Golda Rosheuvel concordou com a colega de elenco. “E é tão lindo criar espaço para as pessoas que estão vindo atrás de nós e também aprender com aqueles que estão surgindo. Como Adjoa diz, há espaço para todos nesta série", afirmou.
Confira a entrevista completa do Omelete com Golda Rosheuvel e Adjoa Andoh sobre a 4ª temporada da série, que estreia a Parte 1 em 29 de janeiro:
Omelete: É um prazer falar com vocês duas, vocês duas são minhas rainhas. E eu estava me perguntando, depois de tantos anos trabalhando juntas, gravando e fazendo entrevistas, o que vocês mais admiram uma na outra?
Adjoa: Eu admiro o senso de malícia da Golda. E a diversão, o atrevimento, a brincadeira. Existe uma criança travessa de quatro anos dentro da Rainha.
Golda: Acho que as duas, ambas somos muito travessas no set.
Adjoa: Sim. E acho que vindo de onde viemos, como o teatro, e tendo esse tipo de base artística por trás de nós, é muito natural estarmos em um mundo de brincadeira e abordarmos esse material a partir de um mundo de brincadeira. Porque no teatro você faz isso todas as noites e supõe-se que seja diferente, sabe o que quero dizer? Você tem um público diferente, então isso mantém você alerta.
Golda: Você mantém o frescor. E também há algo sobre levar o trabalho a sério, mas não se levar a sério.
Adjoa: Sim, exatamente.
Omelete: Isso é muito importante. Adjoa, tem uma fala que a Lady Danbury diz no primeiro episódio que é: "talvez os deuses gregos ainda estivessem no comando se Zeus fosse uma mulher". E eu amo isso. E acho que é tão simbólico termos a Rainha Charlotte e Agatha liderando as conversas da alta sociedade na série. Então, para vocês duas, qual é a melhor coisa sobre Bridgerton ser centrada em um mundo com lideranças femininas?
Adjoa: Quero dizer, é precioso, certo? Acho que em termos de narrativa que vemos em geral, em todos os diferentes filmes, TV, streamings e tudo mais, ter mulheres centradas bem no coração da história, conduzindo a narrativa, é revigorante. Ter duas mulheres negras nessas posições é revigorante. Mas também dizer que todas as mulheres, todas as mulheres negras, todas as pessoas, são bem-vindas a essa mudança na dinâmica. É divertido interpretar, fazemos isso há muito tempo. É ótimo exercitar esses músculos da atuação de uma maneira grandiosa, com um material excelente que muitas e muitas pessoas ao redor do mundo vão ver. E espero que estejamos enviando uma mensagem para as mulheres de que sabemos o quanto vocês trabalham duro, sabemos o quanto vocês estão equilibrando tudo o tempo todo e nós as saudamos o dia inteiro. É um pequeno carinho para vocês.

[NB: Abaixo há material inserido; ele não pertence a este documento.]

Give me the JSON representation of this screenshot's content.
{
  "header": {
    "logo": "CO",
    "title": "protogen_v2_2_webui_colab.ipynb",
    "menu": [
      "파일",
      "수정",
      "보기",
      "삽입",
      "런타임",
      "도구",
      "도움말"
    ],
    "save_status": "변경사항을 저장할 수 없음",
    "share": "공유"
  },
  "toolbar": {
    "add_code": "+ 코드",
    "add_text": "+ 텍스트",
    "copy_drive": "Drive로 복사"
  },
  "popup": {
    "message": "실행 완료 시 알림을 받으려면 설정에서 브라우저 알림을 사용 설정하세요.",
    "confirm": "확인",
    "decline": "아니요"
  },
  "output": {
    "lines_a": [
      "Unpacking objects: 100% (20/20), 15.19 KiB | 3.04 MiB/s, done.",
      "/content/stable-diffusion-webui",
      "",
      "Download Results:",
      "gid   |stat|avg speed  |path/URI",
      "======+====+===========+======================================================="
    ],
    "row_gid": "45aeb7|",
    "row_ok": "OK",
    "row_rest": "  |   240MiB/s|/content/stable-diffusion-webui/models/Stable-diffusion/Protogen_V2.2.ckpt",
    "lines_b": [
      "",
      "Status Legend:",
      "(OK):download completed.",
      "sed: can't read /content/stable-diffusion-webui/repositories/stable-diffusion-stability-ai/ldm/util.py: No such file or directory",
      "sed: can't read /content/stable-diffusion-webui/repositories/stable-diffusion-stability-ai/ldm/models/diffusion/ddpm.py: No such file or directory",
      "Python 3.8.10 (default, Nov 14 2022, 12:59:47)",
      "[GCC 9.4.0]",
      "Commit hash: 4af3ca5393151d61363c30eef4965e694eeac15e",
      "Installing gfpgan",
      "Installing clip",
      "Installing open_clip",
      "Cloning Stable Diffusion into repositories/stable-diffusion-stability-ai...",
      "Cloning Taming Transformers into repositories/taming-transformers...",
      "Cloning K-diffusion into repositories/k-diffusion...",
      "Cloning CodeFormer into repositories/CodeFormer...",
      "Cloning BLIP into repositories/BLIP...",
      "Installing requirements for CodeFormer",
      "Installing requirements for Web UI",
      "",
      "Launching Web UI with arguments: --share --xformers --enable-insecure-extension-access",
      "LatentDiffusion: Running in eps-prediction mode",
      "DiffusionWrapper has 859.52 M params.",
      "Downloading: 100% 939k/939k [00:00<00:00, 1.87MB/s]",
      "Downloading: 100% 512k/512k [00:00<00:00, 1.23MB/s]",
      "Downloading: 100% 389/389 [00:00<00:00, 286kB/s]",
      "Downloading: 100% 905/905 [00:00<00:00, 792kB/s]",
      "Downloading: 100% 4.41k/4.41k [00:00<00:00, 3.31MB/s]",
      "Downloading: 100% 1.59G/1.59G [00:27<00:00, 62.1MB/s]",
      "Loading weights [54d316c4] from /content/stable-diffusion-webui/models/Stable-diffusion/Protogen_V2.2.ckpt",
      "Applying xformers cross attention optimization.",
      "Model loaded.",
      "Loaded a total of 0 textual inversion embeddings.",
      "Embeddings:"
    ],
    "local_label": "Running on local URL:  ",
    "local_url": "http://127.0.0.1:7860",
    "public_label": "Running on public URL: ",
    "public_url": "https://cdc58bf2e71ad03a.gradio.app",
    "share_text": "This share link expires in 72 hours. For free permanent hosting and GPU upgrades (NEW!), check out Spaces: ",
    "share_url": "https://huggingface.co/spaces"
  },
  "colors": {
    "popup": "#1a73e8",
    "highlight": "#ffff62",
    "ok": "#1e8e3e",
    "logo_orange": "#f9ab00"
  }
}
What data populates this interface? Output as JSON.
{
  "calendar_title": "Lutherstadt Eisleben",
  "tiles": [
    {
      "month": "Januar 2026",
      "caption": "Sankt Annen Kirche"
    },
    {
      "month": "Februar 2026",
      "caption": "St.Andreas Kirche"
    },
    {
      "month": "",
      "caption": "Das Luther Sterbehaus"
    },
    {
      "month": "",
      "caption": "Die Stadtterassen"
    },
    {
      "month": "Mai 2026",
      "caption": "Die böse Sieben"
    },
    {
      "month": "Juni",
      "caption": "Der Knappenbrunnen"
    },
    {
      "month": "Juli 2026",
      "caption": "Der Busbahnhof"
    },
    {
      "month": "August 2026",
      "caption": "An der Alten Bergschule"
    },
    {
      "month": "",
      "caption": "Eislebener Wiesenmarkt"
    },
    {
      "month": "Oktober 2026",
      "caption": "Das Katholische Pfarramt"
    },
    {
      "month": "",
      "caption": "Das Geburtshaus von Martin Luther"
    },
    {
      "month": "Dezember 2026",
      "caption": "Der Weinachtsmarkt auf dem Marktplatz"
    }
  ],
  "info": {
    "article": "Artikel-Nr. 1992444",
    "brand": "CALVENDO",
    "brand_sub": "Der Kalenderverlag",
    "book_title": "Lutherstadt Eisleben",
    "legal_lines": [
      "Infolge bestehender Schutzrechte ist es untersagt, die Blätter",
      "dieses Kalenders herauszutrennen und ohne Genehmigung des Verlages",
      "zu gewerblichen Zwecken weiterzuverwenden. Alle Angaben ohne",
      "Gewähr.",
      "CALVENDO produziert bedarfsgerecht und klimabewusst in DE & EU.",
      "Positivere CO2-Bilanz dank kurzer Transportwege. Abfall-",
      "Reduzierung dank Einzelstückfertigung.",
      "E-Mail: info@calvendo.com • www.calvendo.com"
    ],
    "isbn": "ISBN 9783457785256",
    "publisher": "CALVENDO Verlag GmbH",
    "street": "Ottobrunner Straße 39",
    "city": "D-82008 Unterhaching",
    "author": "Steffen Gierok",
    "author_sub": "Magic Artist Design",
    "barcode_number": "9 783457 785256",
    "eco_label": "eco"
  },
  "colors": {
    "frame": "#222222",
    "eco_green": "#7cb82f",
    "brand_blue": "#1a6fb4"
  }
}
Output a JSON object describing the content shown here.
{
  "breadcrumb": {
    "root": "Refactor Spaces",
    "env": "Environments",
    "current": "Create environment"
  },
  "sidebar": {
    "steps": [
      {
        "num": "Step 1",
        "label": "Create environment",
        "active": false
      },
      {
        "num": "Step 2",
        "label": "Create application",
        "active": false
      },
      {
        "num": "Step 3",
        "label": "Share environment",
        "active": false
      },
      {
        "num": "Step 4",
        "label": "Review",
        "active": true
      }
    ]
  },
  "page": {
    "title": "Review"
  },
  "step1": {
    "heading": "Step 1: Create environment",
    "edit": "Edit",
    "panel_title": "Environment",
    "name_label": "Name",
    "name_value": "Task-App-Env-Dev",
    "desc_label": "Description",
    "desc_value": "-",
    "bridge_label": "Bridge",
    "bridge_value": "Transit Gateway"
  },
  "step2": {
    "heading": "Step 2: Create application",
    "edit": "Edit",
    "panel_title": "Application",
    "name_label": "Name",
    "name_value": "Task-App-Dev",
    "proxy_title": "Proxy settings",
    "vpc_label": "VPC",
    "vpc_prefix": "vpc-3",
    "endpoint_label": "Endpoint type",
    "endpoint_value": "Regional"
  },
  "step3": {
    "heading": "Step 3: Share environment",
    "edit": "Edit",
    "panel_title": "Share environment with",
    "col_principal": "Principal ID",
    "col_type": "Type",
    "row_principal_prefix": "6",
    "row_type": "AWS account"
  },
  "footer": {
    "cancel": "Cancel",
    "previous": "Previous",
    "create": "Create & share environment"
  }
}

Golda: Eu amo também a forma como temos todas as gerações em nossa série. E eu amo trabalhar com nossos jovens artistas. De Florence e Will... até a nossa geração. E é tão lindo criar espaço para as pessoas que estão vindo atrás de nós e também aprender com aqueles que estão surgindo. Como Adjoa diz, há espaço para todos nesta série.